Há
poucos dias acadouse
um acordo entre a Femp (organização espanhola que representa os
municípios, uma organização com muitas eivas, mas iso vai ficar
para outro comentário) e o Governo para que estes (entre outros
aspectos menores) emprestem dinheiro ao estado. Realmente parece
curioso, por vários motivos:
Em primeiro lugar, é curioso que os concelhos tenham tanto dinheiro
sem utilizar como para que possam emprestarlho a todo um governo de
um estado tão importante quanto o deste reino.
Em segundo lugar, é curioso que os concelhos sejam tão generosos
para prestar os cartos, especialmente neste momento em que a
administração local esta tam mecessitada de dinheiro para cobrir as
graves emergências geradas pela pandemia.
Terceiro, porque até onde eu sei, esta é a primeira vez que um
presidente da Femp teve que usar seu voto de qualidade para dirimir
uma votação. Os únicos votos a favor foram os do PSOE, enquanto
Podemos, o outro parceiro do governo, se limitou à abstenção. O
resto dos partidos votaram em contra (aliás, vemos que na FEMP vótase
por partidos, o que não deija de ser, também, curioso).
Quarto porque, realmente, os termos do empréstimo também não
parecem deslumbrantes. Um juro baixo, um período de retorno muito
longo (10 anos com 2 períodos de carência, o que dá 12 anos) e
poder gastar livremente (quase) uma pequena parte do total entre este
ano e o próximo (Aqui está obviamente a mãe do cordeiro , porque
os municípios não podiam gastar o seu dinheiro, tinham de o ter nos
bancos, gerando liquidez (aos bancos) e pagando (também aos bancos)
para os ter ali. Coisas da lei Montoro e da generosidade dos bancos e
que explica a primeira curiosidade e mesmo a segunda)
Mas é claro, como diz o artigo que compartilho (Carlos Gribau,
concelheiro de Ciempozuelos, em Sin Permiso) “Por trás do
complicado debate sobre números, déficits, regras de gastos e
empréstimos, estão realmente escondidos problemas democráticos
muito profundos, associados ao papel de uma instituição política
chave para qualquer democracia, como são os concelhos”.
Como mesmo reconheceu uma figura não sospeitosa de democrata
convicto como Manuel Fraga, na sua proposta de Administração
Única (1), o concelho, como administração mais próxima dos
cidadãos, é quem teria de resolver todos e quaisquer problemas que
pudesse resolver. Mas esse princípio democrático básico deve
parecer perigoso a alguém, talvez porque alguns concelhos possam ser
administrados por pessoas suspeitas de não serem muito "racionais"
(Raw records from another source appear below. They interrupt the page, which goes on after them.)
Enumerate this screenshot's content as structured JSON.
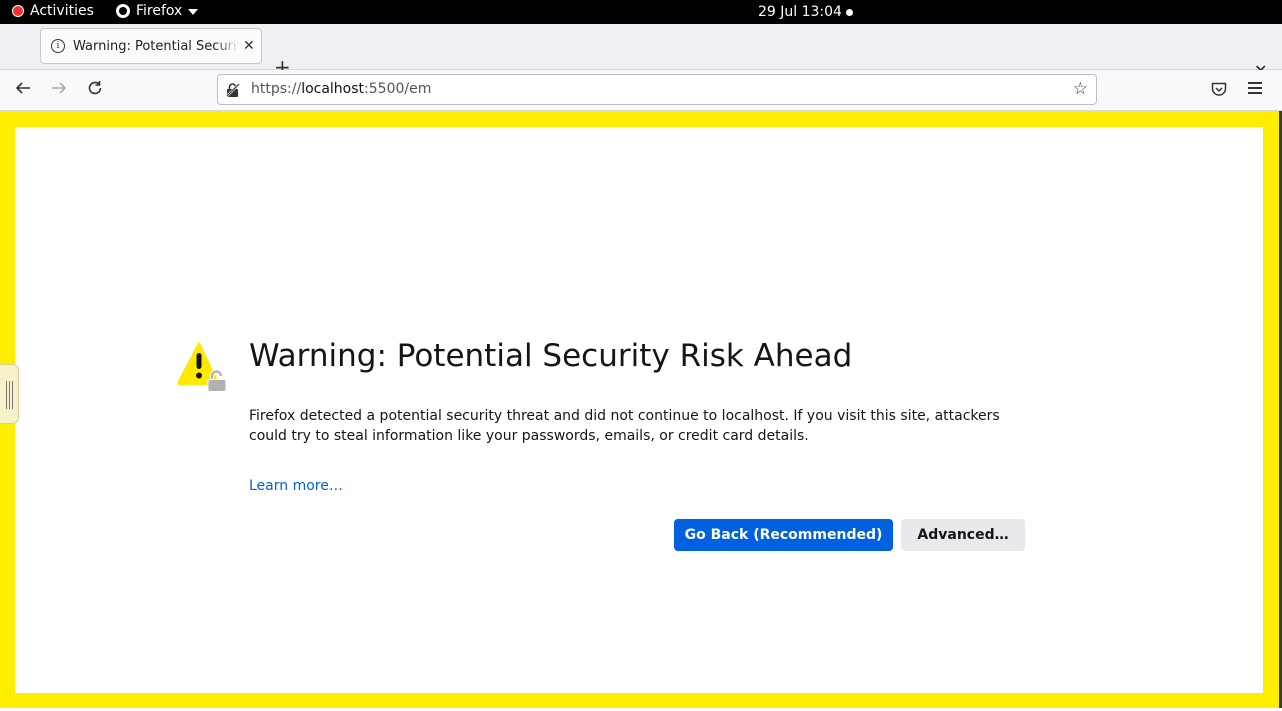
{
  "system_bar": {
    "activities_label": "Activities",
    "app_name": "Firefox",
    "clock": "29 Jul  13:04"
  },
  "tabs": [
    {
      "title": "Warning: Potential Security Risk Ahead",
      "icon": "info-icon",
      "active": true
    }
  ],
  "navbar": {
    "url_scheme": "https://",
    "url_host": "localhost",
    "url_rest": ":5500/em"
  },
  "page": {
    "title": "Warning: Potential Security Risk Ahead",
    "description": "Firefox detected a potential security threat and did not continue to localhost. If you visit this site, attackers could try to steal information like your passwords, emails, or credit card details.",
    "learn_more": "Learn more…",
    "go_back_label": "Go Back (Recommended)",
    "advanced_label": "Advanced…"
  },
  "colors": {
    "frame_border": "#ffee00",
    "primary_button": "#0061e0",
    "link": "#0061e0",
    "warning_icon": "#ffe900"
  }
}
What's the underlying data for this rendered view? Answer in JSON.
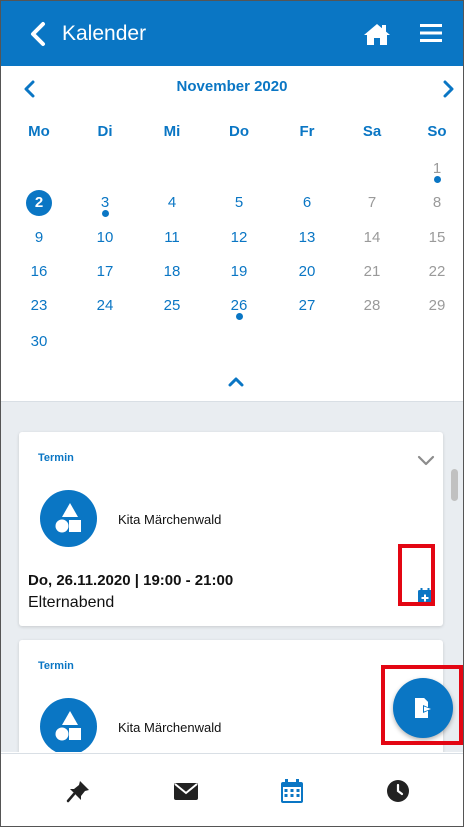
{
  "header": {
    "title": "Kalender",
    "back_icon": "chevron-left-icon",
    "home_icon": "home-icon",
    "menu_icon": "hamburger-menu-icon",
    "color": "#0a76c4"
  },
  "calendar": {
    "month_label": "November 2020",
    "weekdays": [
      "Mo",
      "Di",
      "Mi",
      "Do",
      "Fr",
      "Sa",
      "So"
    ],
    "days": [
      {
        "n": "1"
      },
      {
        "n": "2"
      },
      {
        "n": "3"
      },
      {
        "n": "4"
      },
      {
        "n": "5"
      },
      {
        "n": "6"
      },
      {
        "n": "7"
      },
      {
        "n": "8"
      },
      {
        "n": "9"
      },
      {
        "n": "10"
      },
      {
        "n": "11"
      },
      {
        "n": "12"
      },
      {
        "n": "13"
      },
      {
        "n": "14"
      },
      {
        "n": "15"
      },
      {
        "n": "16"
      },
      {
        "n": "17"
      },
      {
        "n": "18"
      },
      {
        "n": "19"
      },
      {
        "n": "20"
      },
      {
        "n": "21"
      },
      {
        "n": "22"
      },
      {
        "n": "23"
      },
      {
        "n": "24"
      },
      {
        "n": "25"
      },
      {
        "n": "26"
      },
      {
        "n": "27"
      },
      {
        "n": "28"
      },
      {
        "n": "29"
      },
      {
        "n": "30"
      }
    ],
    "selected_day": "2",
    "event_days": [
      "1",
      "3",
      "26"
    ]
  },
  "cards": [
    {
      "tag": "Termin",
      "organization": "Kita Märchenwald",
      "datetime": "Do, 26.11.2020 | 19:00 - 21:00",
      "title": "Elternabend"
    },
    {
      "tag": "Termin",
      "organization": "Kita Märchenwald"
    }
  ],
  "fab_icon": "export-file-icon",
  "bottom_nav": [
    {
      "icon": "pin-icon",
      "active": false
    },
    {
      "icon": "envelope-icon",
      "active": false
    },
    {
      "icon": "calendar-icon",
      "active": true
    },
    {
      "icon": "clock-icon",
      "active": false
    }
  ],
  "colors": {
    "accent": "#0a76c4",
    "weekend": "#9a9a9a",
    "highlight": "#e30613"
  }
}
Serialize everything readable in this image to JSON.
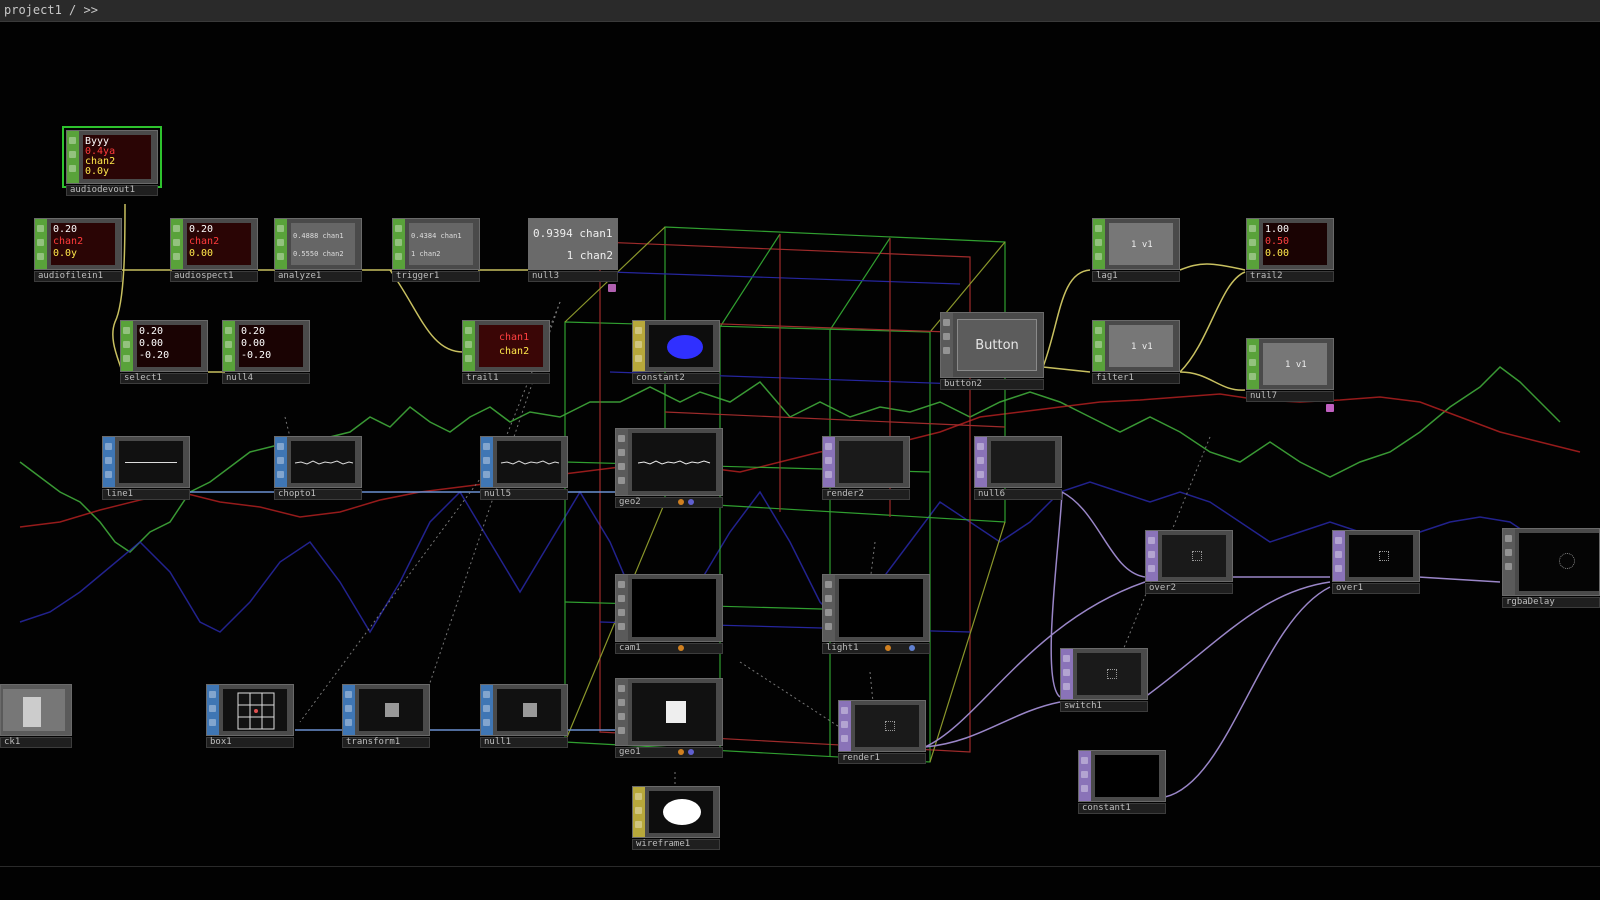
{
  "header": {
    "breadcrumb": "project1 / >>"
  },
  "colors": {
    "chop": "#59a23a",
    "top": "#8a73b8",
    "sop": "#3f76b4",
    "comp": "#5a5a5a",
    "mat": "#b7a83b"
  },
  "nodes": {
    "audiodevout1": {
      "name": "audiodevout1",
      "readout": [
        "Byyy",
        "0.4ya",
        "chan2",
        "0.0y"
      ]
    },
    "audiofilein1": {
      "name": "audiofilein1",
      "readout": [
        "0.20",
        "chan2",
        "0.0y"
      ]
    },
    "audiospect1": {
      "name": "audiospect1",
      "readout": [
        "0.20",
        "chan2",
        "0.00"
      ]
    },
    "analyze1": {
      "name": "analyze1",
      "readout": [
        "0.4888 chan1",
        "0.5550 chan2"
      ]
    },
    "trigger1": {
      "name": "trigger1",
      "readout": [
        "0.4384 chan1",
        "1 chan2"
      ]
    },
    "null3": {
      "name": "null3",
      "readout": [
        "0.9394 chan1",
        "1 chan2"
      ]
    },
    "select1": {
      "name": "select1",
      "readout": [
        "0.20",
        "0.00",
        "-0.20"
      ]
    },
    "null4": {
      "name": "null4",
      "readout": [
        "0.20",
        "0.00",
        "-0.20"
      ]
    },
    "trail1": {
      "name": "trail1",
      "readout": [
        "chan1",
        "chan2"
      ]
    },
    "constant2": {
      "name": "constant2"
    },
    "button2": {
      "name": "button2",
      "label": "Button"
    },
    "lag1": {
      "name": "lag1",
      "readout": [
        "1 v1"
      ]
    },
    "filter1": {
      "name": "filter1",
      "readout": [
        "1 v1"
      ]
    },
    "trail2": {
      "name": "trail2",
      "readout": [
        "1.00",
        "0.50",
        "0.00"
      ]
    },
    "null7": {
      "name": "null7",
      "readout": [
        "1 v1"
      ]
    },
    "line1": {
      "name": "line1"
    },
    "chopto1": {
      "name": "chopto1"
    },
    "null5": {
      "name": "null5"
    },
    "geo2": {
      "name": "geo2"
    },
    "render2": {
      "name": "render2"
    },
    "null6": {
      "name": "null6"
    },
    "over2": {
      "name": "over2"
    },
    "over1": {
      "name": "over1"
    },
    "rgbaDelay": {
      "name": "rgbaDelay"
    },
    "cam1": {
      "name": "cam1"
    },
    "light1": {
      "name": "light1"
    },
    "switch1": {
      "name": "switch1"
    },
    "lock1": {
      "name": "ck1"
    },
    "box1": {
      "name": "box1"
    },
    "transform1": {
      "name": "transform1"
    },
    "null1": {
      "name": "null1"
    },
    "geo1": {
      "name": "geo1"
    },
    "render1": {
      "name": "render1"
    },
    "constant1": {
      "name": "constant1"
    },
    "wireframe1": {
      "name": "wireframe1"
    }
  }
}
(lease neoliberais). Pensemos em um BNG em Pontevedra, em algumas
marés não faz muito tempo na Coruña ou Compostela, em um Cádiz,
em uma Barcelona ... para que seguir.
Aproveitando assim que havia uma crise, decidiu-se reduzir ao mínimo
a autonomia municipal, em um caminho que iniciou Zapatero (o chamado
segundo Zapatero, o do nefasto artigo 135 da constituição
reformada, essa tão irreformável até um pouco antes, e também a
partir de então, daquele momento extraordinário) e seguido por
várias leis do tandem Rajoy Montoro e culminada na Lei Orgânica
2/2012 de Estabilidade Orçamentaria e Sustentabilidade Financeira e
sua regra de gasto e a degradação dos “habilitados nacionais”
(secretários, interventores e tesoureiros) de altos funcionários do
concelho em vulgares "pára-quedistas" do ministério,
especialistas pouco mais do que em fazer "reparos de
legalidade".
Um caminho que levaria á administração mais próxima dos cidadãos,
a quem correspodería resolver o maior número de problemas possível,
a Simples Unidades Administrativas.
Este Decreto-Lei do Empréstimo não vaI no caminho de alcançar uma
administração municipal democrática e eficiente, eficaz e
efectiva, mas sim de mantê-la como uma paripé pseudo-democrático.
E já de traca, o cinismo do PP e da direita tentando conduzir a
oposição ao "empréstimo”.
https://www.sinpermiso.info/textos/municipios-y-hacienda-la-caja-de-los-truenos
(1) Ver, por exemplo, este artigo de 1992 de Manuel Fraga. No mesmo
disse: “O processo de racionalização também deve abrir um
processo de transferência cara á administração local, de
competências de titularidade autonómica, quando a sua prestação
por estas entidades dê lugar a um serviço público mais eficaz pela
sua proximidade a cidadão.”
A propósito, se o artigo fosse publicado por alguém hoje,
arriscaria-me a dizer que seria revisado detalhadamente por algum, ou
mais de um, juiz da Audiencia Nacional ou do Tribunal Supremo.